If Lynd is successful in pulling a great deal out of the recession, the firm won’t be alone. Owner/operators who managed to acquire product in 2008 and 2009, as well as developers who had the tenacity to continue construction through the recession, are finding excellent returns in a disposition market that has since seen cap rate compression and supply-demand imbalances.

“Groups who bought in late 2008 or the first part of 2009 bought at cap rates 200 basis points higher than they are today, and those groups are definitely putting those assets back on the market,” says Denny St. Romain, managing director for the capital markets group in the Miami office of Chicago-based Jones Lang LaSalle. “And it’s not so much institutional guys—it is very much private-driven money focused on IRR. If you didn’t buy in '08 and '09, though, you kind of missed that window.”

Credit: Sares Regis Group

Quick Turns

Consider Irvine, Calif.-based Sares Regis Group, which in June 2009 acquired the 231-unit Bella Villagio Apartments in San Jose, Calif., and recently resold the property to Essex Property Trust for $54 million. While company officials would not disclose their purchase price, they did say they reached ROI and IRR expectations that they did not expect for several more years. “We certainly expected to meet our horizon expectations on the investment in this asset, but did we expect to meet them in 15 months? No,” explains Sares Regis group senior vice president Kenneth Gladstein.

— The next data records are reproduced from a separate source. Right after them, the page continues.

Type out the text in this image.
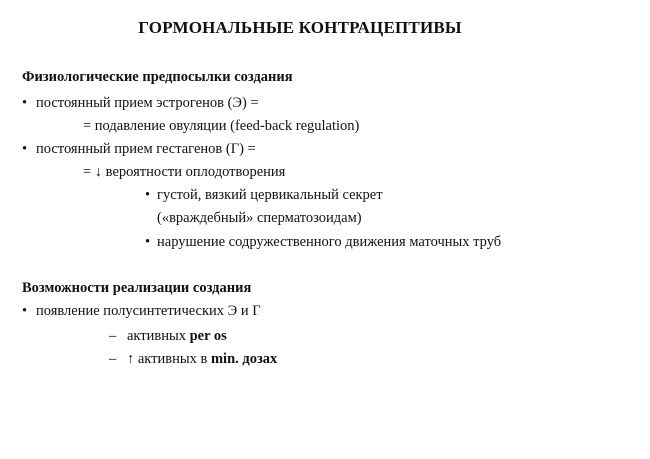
ГОРМОНАЛЬНЫЕ КОНТРАЦЕПТИВЫ
Физиологические предпосылки создания
• постоянный прием эстрогенов (Э) =
= подавление овуляции (feed-back regulation)
• постоянный прием гестагенов (Г) =
= ↓ вероятности оплодотворения
• густой, вязкий цервикальный секрет
(«враждебный» сперматозоидам)
• нарушение содружественного движения маточных труб
Возможности реализации создания
• появление полусинтетических Э и Г
– активных per os
– ↑ активных в min. дозах
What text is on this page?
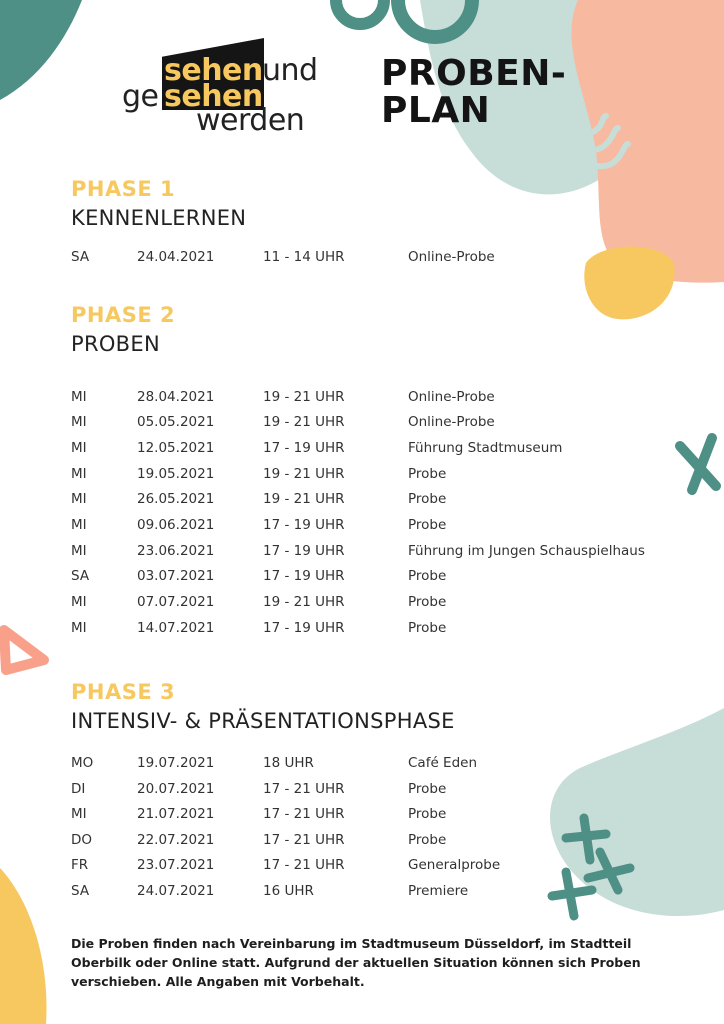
sehen und
ge sehen
werden
PROBEN-
PLAN
PHASE 1
KENNENLERNEN
SA	24.04.2021	11 - 14 UHR	Online-Probe
PHASE 2
PROBEN
MI	28.04.2021	19 - 21 UHR	Online-Probe
MI	05.05.2021	19 - 21 UHR	Online-Probe
MI	12.05.2021	17 - 19 UHR	Führung Stadtmuseum
MI	19.05.2021	19 - 21 UHR	Probe
MI	26.05.2021	19 - 21 UHR	Probe
MI	09.06.2021	17 - 19 UHR	Probe
MI	23.06.2021	17 - 19 UHR	Führung im Jungen Schauspielhaus
SA	03.07.2021	17 - 19 UHR	Probe
MI	07.07.2021	19 - 21 UHR	Probe
MI	14.07.2021	17 - 19 UHR	Probe
PHASE 3
INTENSIV- & PRÄSENTATIONSPHASE
MO	19.07.2021	18 UHR	Café Eden
DI	20.07.2021	17 - 21 UHR	Probe
MI	21.07.2021	17 - 21 UHR	Probe
DO	22.07.2021	17 - 21 UHR	Probe
FR	23.07.2021	17 - 21 UHR	Generalprobe
SA	24.07.2021	16 UHR	Premiere

Die Proben finden nach Vereinbarung im Stadtmuseum Düsseldorf, im Stadtteil Oberbilk oder Online statt. Aufgrund der aktuellen Situation können sich Proben verschieben. Alle Angaben mit Vorbehalt.
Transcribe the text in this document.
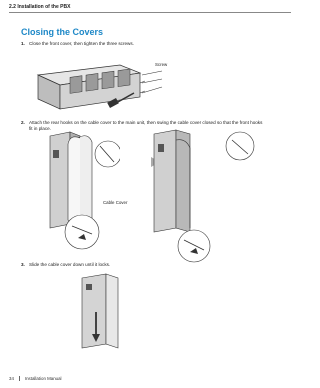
2.2 Installation of the PBX
Closing the Covers
1. Close the front cover, then tighten the three screws.
Screw
2. Attach the rear hooks on the cable cover to the main unit, then swing the cable cover closed so that the front hooks fit in place.
Cable Cover
3. Slide the cable cover down until it locks.
34	Installation Manual
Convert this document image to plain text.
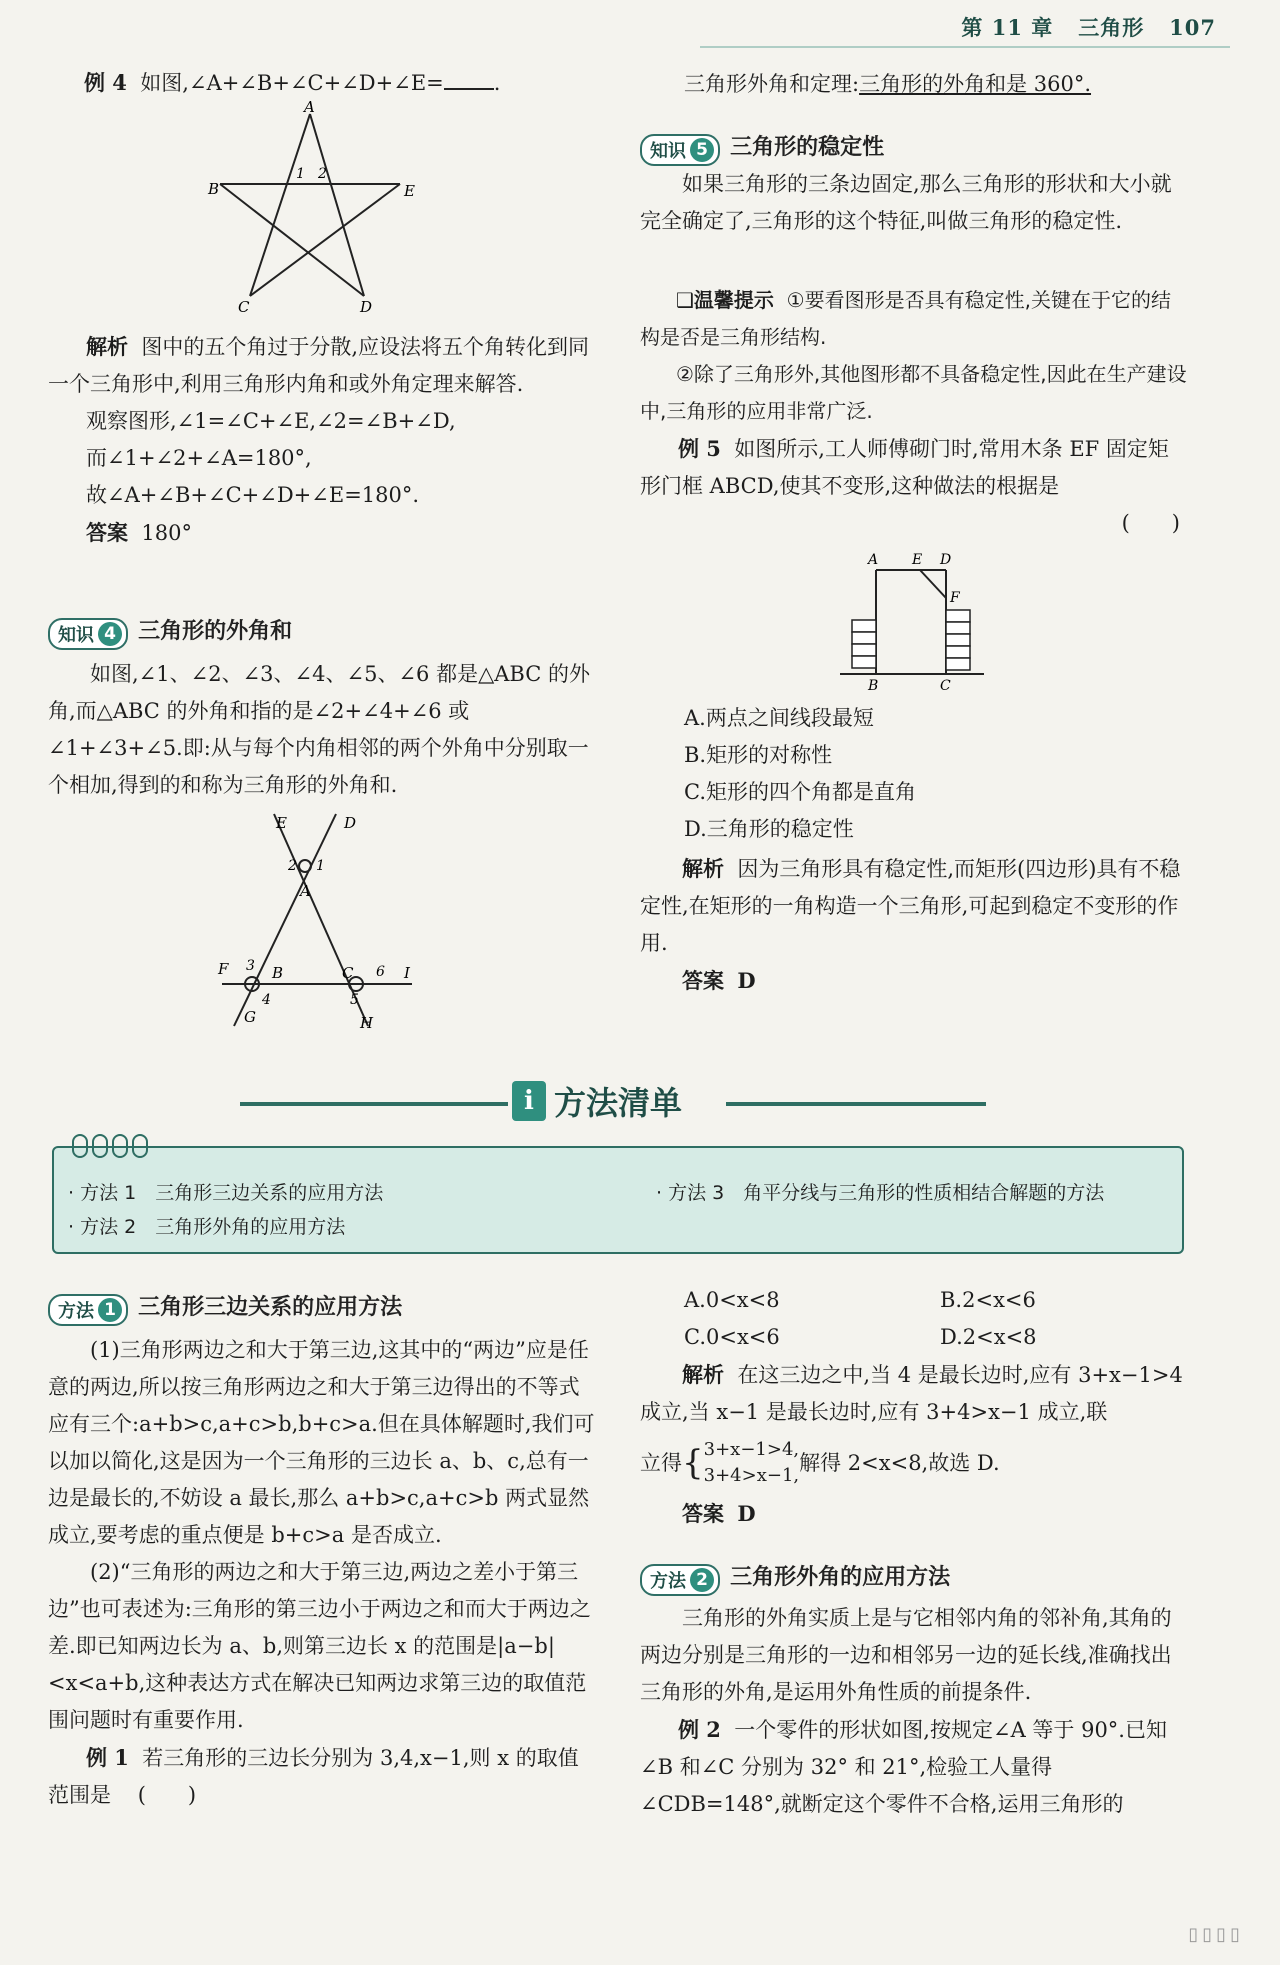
第 11 章 三角形 107
例 4 如图,∠A+∠B+∠C+∠D+∠E= .
A
B
C	D
E
1 2
解析 图中的五个角过于分散,应设法将五个角转化到同一个三角形中,利用三角形内角和或外角定理来解答.
观察图形,∠1=∠C+∠E,∠2=∠B+∠D,
而∠1+∠2+∠A=180°,
故∠A+∠B+∠C+∠D+∠E=180°.
答案 180°
知识 4 三角形的外角和
如图,∠1、∠2、∠3、∠4、∠5、∠6 都是△ABC 的外角,而△ABC 的外角和指的是∠2+∠4+∠6 或∠1+∠3+∠5.即:从与每个内角相邻的两个外角中分别取一个相加,得到的和称为三角形的外角和.
E	D
2 1
A
3 B	C 6
F	I
4	5
G	H
三角形外角和定理:三角形的外角和是 360°.
知识 5 三角形的稳定性
如果三角形的三条边固定,那么三角形的形状和大小就完全确定了,三角形的这个特征,叫做三角形的稳定性.
❑温馨提示 ①要看图形是否具有稳定性,关键在于它的结构是否是三角形结构.
②除了三角形外,其他图形都不具备稳定性,因此在生产建设中,三角形的应用非常广泛.
例 5 如图所示,工人师傅砌门时,常用木条 EF 固定矩形门框 ABCD,使其不变形,这种做法的根据是
(　　)
A E D
F
B	C
A.两点之间线段最短
B.矩形的对称性
C.矩形的四个角都是直角
D.三角形的稳定性
解析 因为三角形具有稳定性,而矩形(四边形)具有不稳定性,在矩形的一角构造一个三角形,可起到稳定不变形的作用.
答案 D
i 方法清单
· 方法 1　三角形三边关系的应用方法
· 方法 2　三角形外角的应用方法
· 方法 3　角平分线与三角形的性质相结合解题的方法
方法 1 三角形三边关系的应用方法
(1)三角形两边之和大于第三边,这其中的“两边”应是任意的两边,所以按三角形两边之和大于第三边得出的不等式应有三个:a+b>c,a+c>b,b+c>a.但在具体解题时,我们可以加以简化,这是因为一个三角形的三边长 a、b、c,总有一边是最长的,不妨设 a 最长,那么 a+b>c,a+c>b 两式显然成立,要考虑的重点便是 b+c>a 是否成立.
(2)“三角形的两边之和大于第三边,两边之差小于第三边”也可表述为:三角形的第三边小于两边之和而大于两边之差.即已知两边长为 a、b,则第三边长 x 的范围是|a−b|<x<a+b,这种表达方式在解决已知两边求第三边的取值范围问题时有重要作用.
例 1 若三角形的三边长分别为 3,4,x−1,则 x 的取值范围是 (　　)
A.0<x<8	B.2<x<6
C.0<x<6	D.2<x<8
解析 在这三边之中,当 4 是最长边时,应有 3+x−1>4 成立,当 x−1 是最长边时,应有 3+4>x−1 成立,联
立得 { 3+x−1>4,
3+4>x−1,
解得 2<x<8,故选 D.
答案 D
方法 2 三角形外角的应用方法
三角形的外角实质上是与它相邻内角的邻补角,其角的两边分别是三角形的一边和相邻另一边的延长线,准确找出三角形的外角,是运用外角性质的前提条件.
例 2 一个零件的形状如图,按规定∠A 等于 90°.已知∠B 和∠C 分别为 32° 和 21°,检验工人量得∠CDB=148°,就断定这个零件不合格,运用三角形的
▯▯▯▯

According to Gladstein, Sares Regis was able to make immediate NOI improvements at Bella Villagio by pursuing a more aggressive rent and occupancy strategy than the previous owner. “It is a great A-quality asset, but we were able to get a little more aggressive on rents and improve fundamentals overall from day one with better operations,” Gladstein says. “We are constantly evaluating all of the assets in our portfolio from a buy-hold-sell standpoint, and this was an asset that we immediately received unsolicited offers on and ultimately decided to broker the deal.”

Still, Sares Regis remains a net buyer in the market, seeking core, core-plus, value-add, and distressed asset and debt opportunities to add to the owner/operator’s portfolio of 14,000 owned and/or managed assets in the Western United States, making the Bella Villagio Apartments the exception rather than the rule. “While fundamentals are improving across our portfolio, we don’t see any sizeable proportion or pipeline of deals headed for disposition,” Gladstein says.

In fact, the window for recession deals cashing in on the market might be closing as more and more product becomes available. “We have seen an abundance of product hit the market in the past 90 days, which is making cap rates stabilize or even increase slightly,” St. Romain says. “So this phenomenon might be really short-lived. If you wait longer and the abundance of product hitting the market continues, you won’t see such a great spread. But as long as cap rates and interest rates on debt stay low, you’ll continue to see short-term players.”